Neck muscle endurance in nonspecific patients with neck pain and in patients after anterior cervical decompression and fusion

Affiliations
Randomized Controlled Trial

Neck muscle endurance in nonspecific patients with neck pain and in patients after anterior cervical decompression and fusion

Anneli Peolsson et al. J Manipulative Physiol Ther. 2007 Jun.

Abstract

Objective: The purpose of this study was to investigate differences in ventral and dorsal neck muscle endurance (NME) among men and women with nonspecific neck pain (NP) or cervical disk disease (who had anterior cervical decompression and fusion [ACDF]) and healthy controls (C). Another purpose was to investigate changes in NME after intervention.

Methods: Neck muscle endurance was measured in patients with NP (n = 78) and ACDF (n = 25) before and after the treatment period, and their results were compared to each other and to sex-specific reference values from controls (n = 116) at both the individual and group levels.

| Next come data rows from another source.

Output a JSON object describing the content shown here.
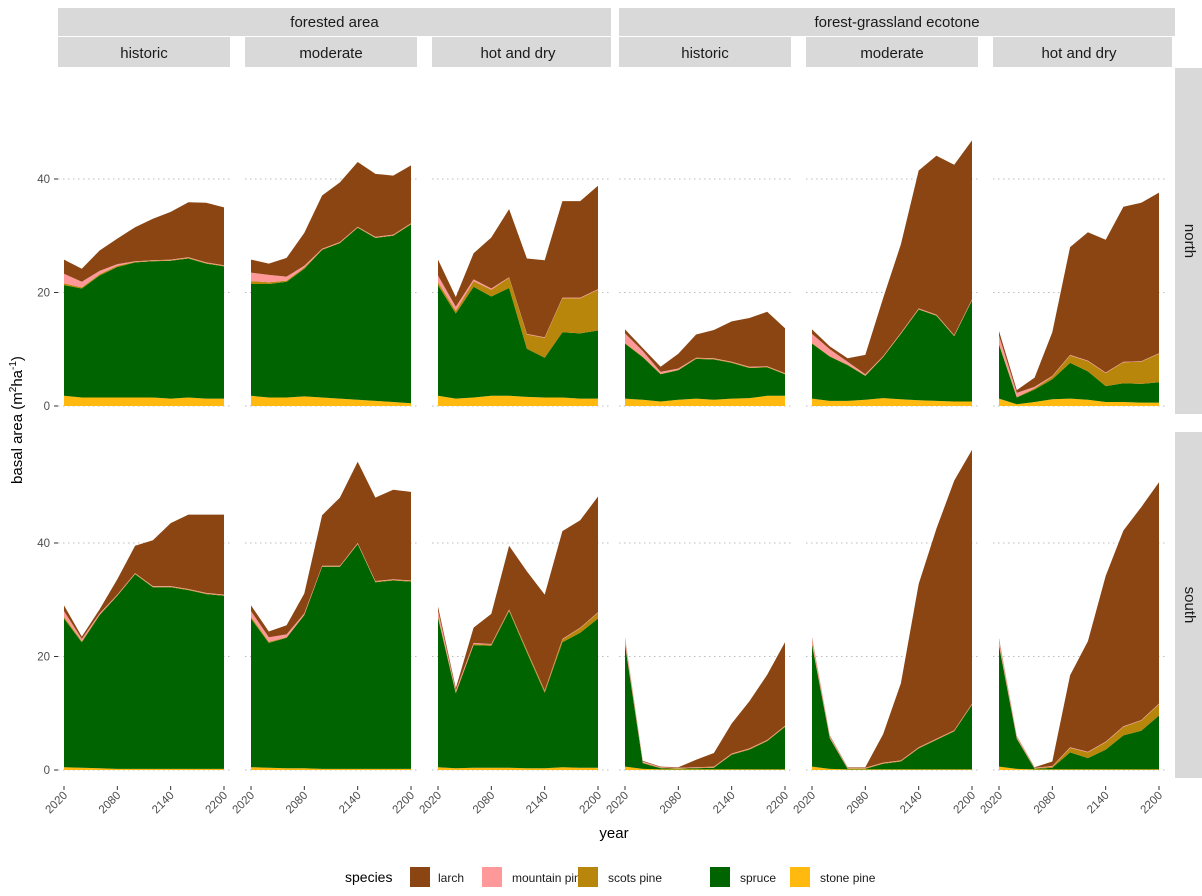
{
  "figure": {
    "y_axis_label": "basal area (m",
    "y_axis_label_sup1": "2",
    "y_axis_label_mid": "ha",
    "y_axis_label_sup2": "-1",
    "y_axis_label_end": ")",
    "x_axis_label": "year",
    "legend_title": "species"
  },
  "chart_data": {
    "type": "area",
    "stacked": true,
    "xlabel": "year",
    "ylabel": "basal area (m2ha-1)",
    "ylim": [
      0,
      57
    ],
    "x_ticks": [
      2020,
      2080,
      2140,
      2200
    ],
    "y_ticks": [
      0,
      20,
      40
    ],
    "grid": true,
    "legend_position": "bottom",
    "x": [
      2020,
      2040,
      2060,
      2080,
      2100,
      2120,
      2140,
      2160,
      2180,
      2200
    ],
    "species": [
      {
        "name": "stone pine",
        "color": "#FFB90F"
      },
      {
        "name": "spruce",
        "color": "#006400"
      },
      {
        "name": "scots pine",
        "color": "#B8860B"
      },
      {
        "name": "mountain pine",
        "color": "#FF9999"
      },
      {
        "name": "larch",
        "color": "#8B4513"
      }
    ],
    "legend_order": [
      "larch",
      "mountain pine",
      "scots pine",
      "spruce",
      "stone pine"
    ],
    "area_groups": [
      "forested area",
      "forest-grassland ecotone"
    ],
    "scenarios": [
      "historic",
      "moderate",
      "hot and dry"
    ],
    "rows": [
      "north",
      "south"
    ],
    "panels": [
      {
        "row": "north",
        "area": "forested area",
        "scenario": "historic",
        "series": {
          "stone pine": [
            1.8,
            1.5,
            1.5,
            1.5,
            1.5,
            1.5,
            1.3,
            1.5,
            1.3,
            1.3
          ],
          "spruce": [
            19.5,
            19.2,
            21.5,
            23,
            23.8,
            24,
            24.3,
            24.5,
            23.8,
            23.3
          ],
          "scots pine": [
            0.3,
            0.2,
            0.2,
            0.2,
            0.1,
            0.1,
            0.1,
            0.1,
            0.1,
            0.1
          ],
          "mountain pine": [
            1.7,
            1,
            0.6,
            0.3,
            0.1,
            0.1,
            0.1,
            0.1,
            0.1,
            0.1
          ],
          "larch": [
            2.5,
            2.3,
            3.6,
            4.5,
            6,
            7.3,
            8.4,
            9.7,
            10.5,
            10.2
          ]
        }
      },
      {
        "row": "north",
        "area": "forested area",
        "scenario": "moderate",
        "series": {
          "stone pine": [
            1.8,
            1.5,
            1.5,
            1.7,
            1.5,
            1.3,
            1.1,
            0.9,
            0.7,
            0.5
          ],
          "spruce": [
            19.7,
            20,
            20.4,
            22.5,
            26,
            27.4,
            30.3,
            28.7,
            29.3,
            31.5
          ],
          "scots pine": [
            0.5,
            0.3,
            0.2,
            0.2,
            0.1,
            0.1,
            0.1,
            0.1,
            0.1,
            0.1
          ],
          "mountain pine": [
            1.5,
            1.3,
            0.7,
            0.3,
            0.1,
            0.1,
            0.1,
            0.1,
            0.1,
            0.1
          ],
          "larch": [
            2.3,
            2.0,
            3.3,
            5.8,
            9.4,
            10.5,
            11.4,
            11.1,
            10.4,
            10.2
          ]
        }
      },
      {
        "row": "north",
        "area": "forested area",
        "scenario": "hot and dry",
        "series": {
          "stone pine": [
            1.8,
            1.3,
            1.5,
            1.8,
            1.8,
            1.6,
            1.5,
            1.5,
            1.3,
            1.3
          ],
          "spruce": [
            19.5,
            15,
            19.5,
            17.5,
            19,
            8.5,
            7,
            11.5,
            11.5,
            12
          ],
          "scots pine": [
            0.5,
            0.5,
            1,
            1.2,
            1.8,
            2.5,
            3.5,
            6,
            6.2,
            7.2
          ],
          "mountain pine": [
            1.2,
            0.7,
            0.3,
            0.2,
            0.1,
            0.1,
            0.1,
            0.1,
            0.1,
            0.1
          ],
          "larch": [
            2.8,
            1.7,
            4.6,
            9,
            12,
            13.3,
            13.6,
            17,
            17,
            18.2
          ]
        }
      },
      {
        "row": "north",
        "area": "forest-grassland ecotone",
        "scenario": "historic",
        "series": {
          "stone pine": [
            1.3,
            1.1,
            0.8,
            1.1,
            1.3,
            1.1,
            1.3,
            1.4,
            1.8,
            1.8
          ],
          "spruce": [
            9.7,
            7.5,
            4.8,
            5.2,
            7,
            7.1,
            6.3,
            5.3,
            5,
            3.8
          ],
          "scots pine": [
            0.1,
            0.1,
            0.1,
            0.1,
            0.1,
            0.1,
            0.1,
            0.1,
            0.1,
            0.1
          ],
          "mountain pine": [
            1.7,
            1,
            0.3,
            0.2,
            0.1,
            0.1,
            0.1,
            0.1,
            0.1,
            0.1
          ],
          "larch": [
            0.7,
            0.5,
            0.9,
            2.6,
            4.1,
            5,
            7.1,
            8.6,
            9.6,
            7.9
          ]
        }
      },
      {
        "row": "north",
        "area": "forest-grassland ecotone",
        "scenario": "moderate",
        "series": {
          "stone pine": [
            1.3,
            0.9,
            0.9,
            1.1,
            1.4,
            1.2,
            1,
            0.9,
            0.8,
            0.8
          ],
          "spruce": [
            9.7,
            7.8,
            6.3,
            4.2,
            7.2,
            11.5,
            16,
            15,
            11.5,
            17.8
          ],
          "scots pine": [
            0.1,
            0.1,
            0.1,
            0.1,
            0.1,
            0.1,
            0.1,
            0.1,
            0.1,
            0.1
          ],
          "mountain pine": [
            1.6,
            1.2,
            0.5,
            0.2,
            0.1,
            0.1,
            0.1,
            0.1,
            0.1,
            0.1
          ],
          "larch": [
            0.8,
            0.5,
            0.6,
            3.4,
            10.2,
            15.6,
            24.3,
            28,
            30,
            28
          ]
        }
      },
      {
        "row": "north",
        "area": "forest-grassland ecotone",
        "scenario": "hot and dry",
        "series": {
          "stone pine": [
            1.3,
            0.3,
            0.7,
            1.2,
            1.3,
            1.1,
            0.7,
            0.7,
            0.6,
            0.6
          ],
          "spruce": [
            9.5,
            1.2,
            2.2,
            3.5,
            6.3,
            5,
            2.8,
            3.3,
            3.3,
            3.6
          ],
          "scots pine": [
            0.2,
            0.1,
            0.2,
            0.5,
            1.3,
            1.8,
            2.3,
            3.7,
            3.9,
            5
          ],
          "mountain pine": [
            1.4,
            0.7,
            0.3,
            0.1,
            0.1,
            0.1,
            0.1,
            0.1,
            0.1,
            0.1
          ],
          "larch": [
            0.8,
            0.5,
            1.6,
            7.7,
            19,
            22.6,
            23.4,
            27.3,
            27.9,
            28.3
          ]
        }
      },
      {
        "row": "south",
        "area": "forested area",
        "scenario": "historic",
        "series": {
          "stone pine": [
            0.5,
            0.4,
            0.3,
            0.2,
            0.2,
            0.2,
            0.2,
            0.2,
            0.2,
            0.2
          ],
          "spruce": [
            26.2,
            22.1,
            27,
            30.5,
            34.3,
            32,
            32,
            31.5,
            30.8,
            30.5
          ],
          "scots pine": [
            0.3,
            0.2,
            0.1,
            0.1,
            0.1,
            0.1,
            0.1,
            0.1,
            0.1,
            0.1
          ],
          "mountain pine": [
            1,
            0.4,
            0.2,
            0.1,
            0.1,
            0.1,
            0.1,
            0.1,
            0.1,
            0.1
          ],
          "larch": [
            1,
            0.4,
            0.7,
            2.7,
            4.8,
            8.1,
            11.1,
            13.1,
            13.8,
            14.1
          ]
        }
      },
      {
        "row": "south",
        "area": "forested area",
        "scenario": "moderate",
        "series": {
          "stone pine": [
            0.5,
            0.4,
            0.3,
            0.3,
            0.2,
            0.2,
            0.2,
            0.2,
            0.2,
            0.2
          ],
          "spruce": [
            26.2,
            22,
            23,
            27,
            35.6,
            35.6,
            39.6,
            32.9,
            33.2,
            33
          ],
          "scots pine": [
            0.3,
            0.2,
            0.1,
            0.1,
            0.1,
            0.1,
            0.1,
            0.1,
            0.1,
            0.1
          ],
          "mountain pine": [
            1,
            0.8,
            0.5,
            0.2,
            0.1,
            0.1,
            0.1,
            0.1,
            0.1,
            0.1
          ],
          "larch": [
            1,
            1,
            1.6,
            3.5,
            8.9,
            12,
            14.3,
            14.7,
            15.8,
            15.6
          ]
        }
      },
      {
        "row": "south",
        "area": "forested area",
        "scenario": "hot and dry",
        "series": {
          "stone pine": [
            0.5,
            0.3,
            0.4,
            0.4,
            0.4,
            0.3,
            0.3,
            0.5,
            0.4,
            0.4
          ],
          "spruce": [
            26.3,
            13.2,
            21.6,
            21.5,
            27.6,
            20.4,
            13.3,
            22,
            23.8,
            26.3
          ],
          "scots pine": [
            0.3,
            0.2,
            0.2,
            0.2,
            0.2,
            0.3,
            0.3,
            0.5,
            0.8,
            1
          ],
          "mountain pine": [
            1,
            0.3,
            0.2,
            0.1,
            0.1,
            0.1,
            0.1,
            0.1,
            0.1,
            0.1
          ],
          "larch": [
            0.7,
            0.4,
            2.7,
            5.3,
            11.2,
            13.9,
            16.9,
            19,
            18.9,
            20.4
          ]
        }
      },
      {
        "row": "south",
        "area": "forest-grassland ecotone",
        "scenario": "historic",
        "series": {
          "stone pine": [
            0.6,
            0.2,
            0.1,
            0.1,
            0.1,
            0.1,
            0.1,
            0.1,
            0.1,
            0.1
          ],
          "spruce": [
            21.5,
            1,
            0.2,
            0.1,
            0.2,
            0.3,
            2.6,
            3.5,
            5,
            7.5
          ],
          "scots pine": [
            0.3,
            0.1,
            0.1,
            0.1,
            0.1,
            0.1,
            0.1,
            0.1,
            0.1,
            0.1
          ],
          "mountain pine": [
            0.8,
            0.2,
            0.1,
            0.1,
            0.1,
            0.1,
            0.1,
            0.1,
            0.1,
            0.1
          ],
          "larch": [
            0.2,
            0.1,
            0.1,
            0.1,
            1.3,
            2.4,
            5.3,
            8.3,
            11.5,
            14.7
          ]
        }
      },
      {
        "row": "south",
        "area": "forest-grassland ecotone",
        "scenario": "moderate",
        "series": {
          "stone pine": [
            0.6,
            0.2,
            0.1,
            0.1,
            0.1,
            0.1,
            0.1,
            0.1,
            0.1,
            0.1
          ],
          "spruce": [
            21.5,
            5.4,
            0.1,
            0.1,
            1,
            1.4,
            3.7,
            5.2,
            6.7,
            11.4
          ],
          "scots pine": [
            0.3,
            0.1,
            0.1,
            0.1,
            0.1,
            0.1,
            0.1,
            0.1,
            0.1,
            0.1
          ],
          "mountain pine": [
            0.8,
            0.3,
            0.1,
            0.1,
            0.1,
            0.1,
            0.1,
            0.1,
            0.1,
            0.1
          ],
          "larch": [
            0.2,
            0.1,
            0.1,
            0.1,
            5,
            13.6,
            28.8,
            37,
            44,
            44.7
          ]
        }
      },
      {
        "row": "south",
        "area": "forest-grassland ecotone",
        "scenario": "hot and dry",
        "series": {
          "stone pine": [
            0.6,
            0.2,
            0.1,
            0.1,
            0.1,
            0.1,
            0.1,
            0.1,
            0.1,
            0.1
          ],
          "spruce": [
            21.3,
            5.3,
            0.1,
            0.3,
            3,
            2,
            3.5,
            6,
            6.8,
            9.5
          ],
          "scots pine": [
            0.3,
            0.1,
            0.1,
            0.2,
            0.8,
            1,
            1.3,
            1.5,
            1.8,
            2
          ],
          "mountain pine": [
            0.8,
            0.3,
            0.1,
            0.1,
            0.1,
            0.1,
            0.1,
            0.1,
            0.1,
            0.1
          ],
          "larch": [
            0.2,
            0.1,
            0.1,
            0.8,
            12.7,
            19.5,
            29.2,
            34.5,
            37.5,
            39
          ]
        }
      }
    ]
  }
}
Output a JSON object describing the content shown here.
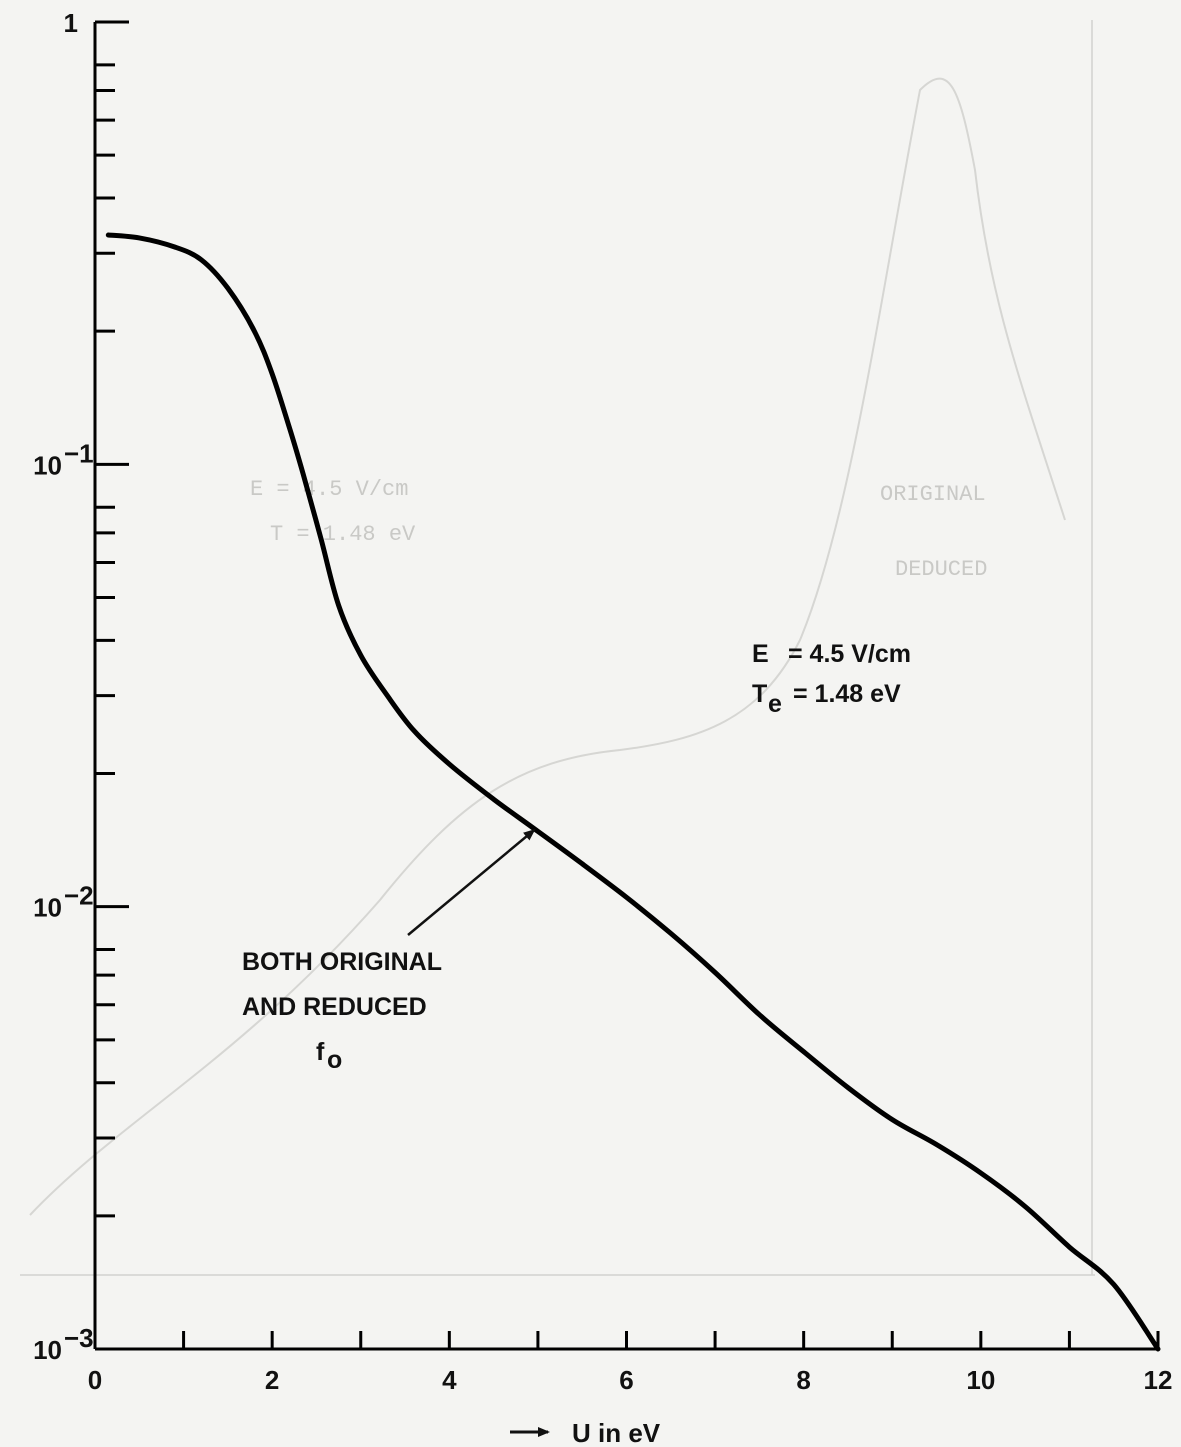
{
  "chart_data": {
    "type": "line",
    "xlabel": "U in eV",
    "ylabel": "",
    "xlim": [
      0,
      12
    ],
    "ylim": [
      0.001,
      1
    ],
    "y_scale": "log",
    "grid": false,
    "x_ticks": [
      0,
      2,
      4,
      6,
      8,
      10,
      12
    ],
    "x_minor_ticks": [
      1,
      3,
      5,
      7,
      9,
      11
    ],
    "y_ticks": [
      {
        "value": 1,
        "label": "1"
      },
      {
        "value": 0.1,
        "label": "10",
        "exp": "−1"
      },
      {
        "value": 0.01,
        "label": "10",
        "exp": "−2"
      },
      {
        "value": 0.001,
        "label": "10",
        "exp": "−3"
      }
    ],
    "y_minor_ticks": [
      0.2,
      0.3,
      0.4,
      0.5,
      0.6,
      0.7,
      0.8,
      0.02,
      0.03,
      0.04,
      0.05,
      0.06,
      0.07,
      0.08,
      0.002,
      0.003,
      0.004,
      0.005,
      0.006,
      0.007,
      0.008
    ],
    "series": [
      {
        "name": "",
        "color": "#000000",
        "x": [
          0.15,
          0.5,
          0.9,
          1.2,
          1.5,
          1.8,
          2.0,
          2.2,
          2.35,
          2.55,
          2.75,
          3.0,
          3.3,
          3.6,
          4.0,
          4.5,
          5.0,
          5.5,
          6.0,
          6.5,
          7.0,
          7.5,
          8.0,
          8.5,
          9.0,
          9.5,
          10.0,
          10.5,
          11.0,
          11.5,
          12.0
        ],
        "y": [
          0.33,
          0.325,
          0.31,
          0.29,
          0.25,
          0.2,
          0.16,
          0.12,
          0.095,
          0.068,
          0.048,
          0.037,
          0.03,
          0.025,
          0.021,
          0.0175,
          0.0148,
          0.0125,
          0.0105,
          0.0087,
          0.0071,
          0.0057,
          0.0047,
          0.0039,
          0.0033,
          0.0029,
          0.0025,
          0.0021,
          0.0017,
          0.0014,
          0.001
        ]
      }
    ],
    "annotations": {
      "params_line1_label": "E",
      "params_line1_value": "=  4.5 V/cm",
      "params_line2_label": "T",
      "params_line2_sub": "e",
      "params_line2_value": "= 1.48 eV",
      "curve_note_line1": "BOTH ORIGINAL",
      "curve_note_line2": "AND REDUCED",
      "curve_note_line3": "f",
      "curve_note_line3_sub": "o",
      "arrow_to_x": 5.0,
      "arrow_to_y": 0.0152
    }
  },
  "colors": {
    "ink": "#000000",
    "paper": "#f4f4f2",
    "ghost": "#cfcfcc"
  }
}
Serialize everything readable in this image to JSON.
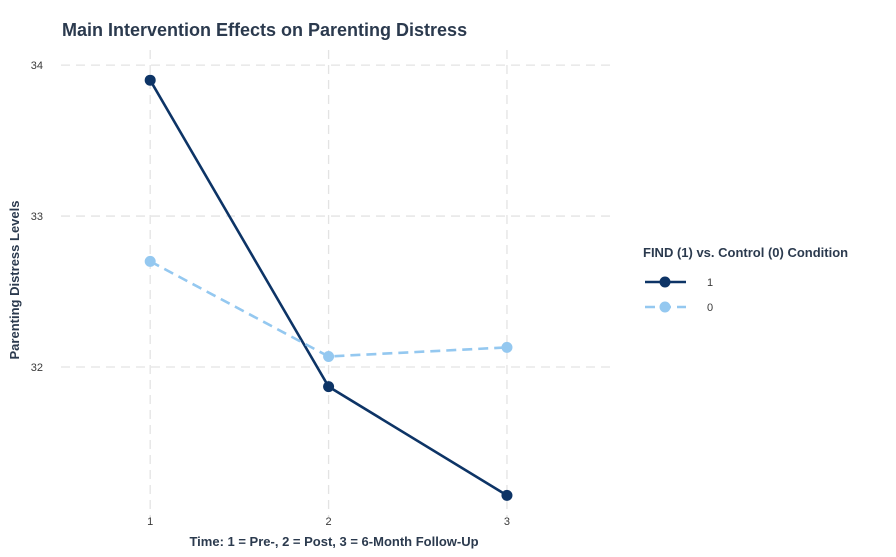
{
  "chart_data": {
    "type": "line",
    "title": "Main Intervention Effects on Parenting Distress",
    "xlabel": "Time: 1 = Pre-, 2 = Post, 3 = 6-Month Follow-Up",
    "ylabel": "Parenting Distress Levels",
    "x": [
      1,
      2,
      3
    ],
    "xlim": [
      0.5,
      3.6
    ],
    "ylim": [
      31.0,
      34.1
    ],
    "xticks": [
      "1",
      "2",
      "3"
    ],
    "yticks": [
      "32",
      "33",
      "34"
    ],
    "grid": true,
    "legend": {
      "title": "FIND (1) vs. Control (0) Condition",
      "position": "right"
    },
    "series": [
      {
        "name": "1",
        "values": [
          33.9,
          31.87,
          31.15
        ],
        "color": "#0d3466",
        "dash": "solid"
      },
      {
        "name": "0",
        "values": [
          32.7,
          32.07,
          32.13
        ],
        "color": "#94c8f0",
        "dash": "dashed"
      }
    ]
  }
}
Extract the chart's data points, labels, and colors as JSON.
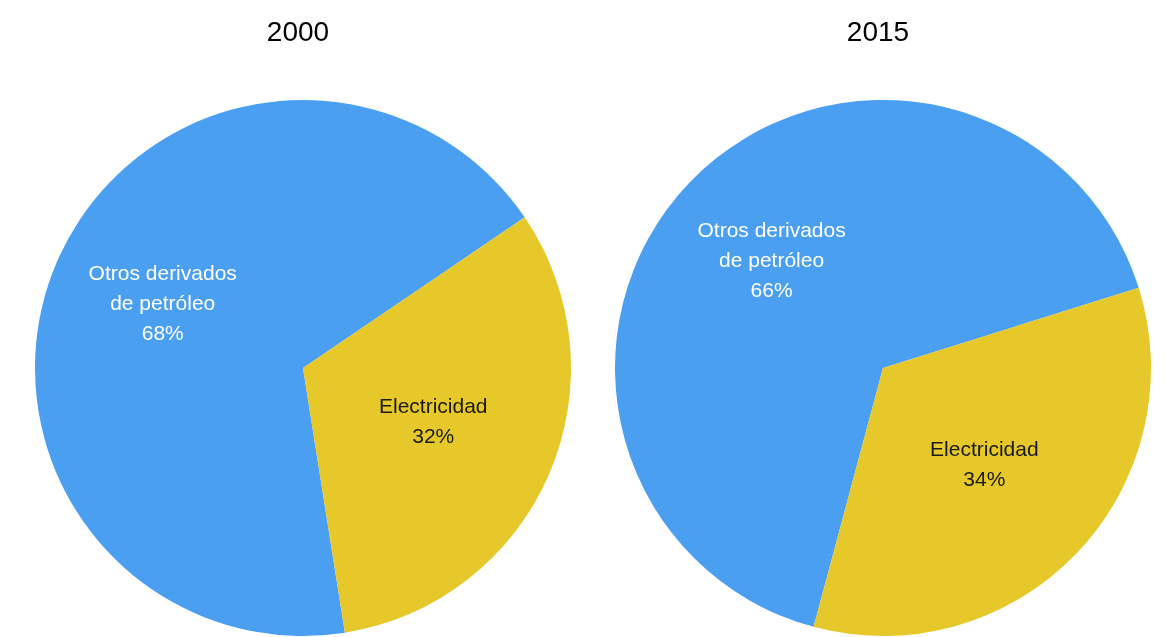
{
  "chart_data": [
    {
      "type": "pie",
      "title": "2000",
      "categories": [
        "Otros derivados de petróleo",
        "Electricidad"
      ],
      "values": [
        68,
        32
      ],
      "value_labels": [
        "68%",
        "32%"
      ],
      "colors": [
        "#4a9ff0",
        "#e6c82a"
      ],
      "legend": false
    },
    {
      "type": "pie",
      "title": "2015",
      "categories": [
        "Otros derivados de petróleo",
        "Electricidad"
      ],
      "values": [
        66,
        34
      ],
      "value_labels": [
        "66%",
        "34%"
      ],
      "colors": [
        "#4a9ff0",
        "#e6c82a"
      ],
      "legend": false
    }
  ]
}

Results: Patients had significantly decreased (P < .01) NME compared with control subjects, except for ventral NME in female patients with NP before treatment and male patients with ACDF after treatment. Female patients with ACDF had lower ventral NME than female patients with NP (P < .01). Among the patients, 35% to 100% had NME disability, with most of them having a lower rate than the 95% confidence interval of controls. Female patients with NP and male patients with ACDF showed improvement (P < .05) after treatment. Flexion/extension ratio in patients with NP (P = .36), but not in patients with ACDF (P < .0001), returned to normal levels after treatment. There was a significant negative correlation (P < .02) between NME and Neck Disability Index in both patient groups, except for ventral NME in patients with NP before treatment.

Conclusion: Many patients had impairment in NME before and after treatment. This suggests that additional exercise of specific training for NME should be incorporated into the rehabilitation program, which may improve treatment outcome.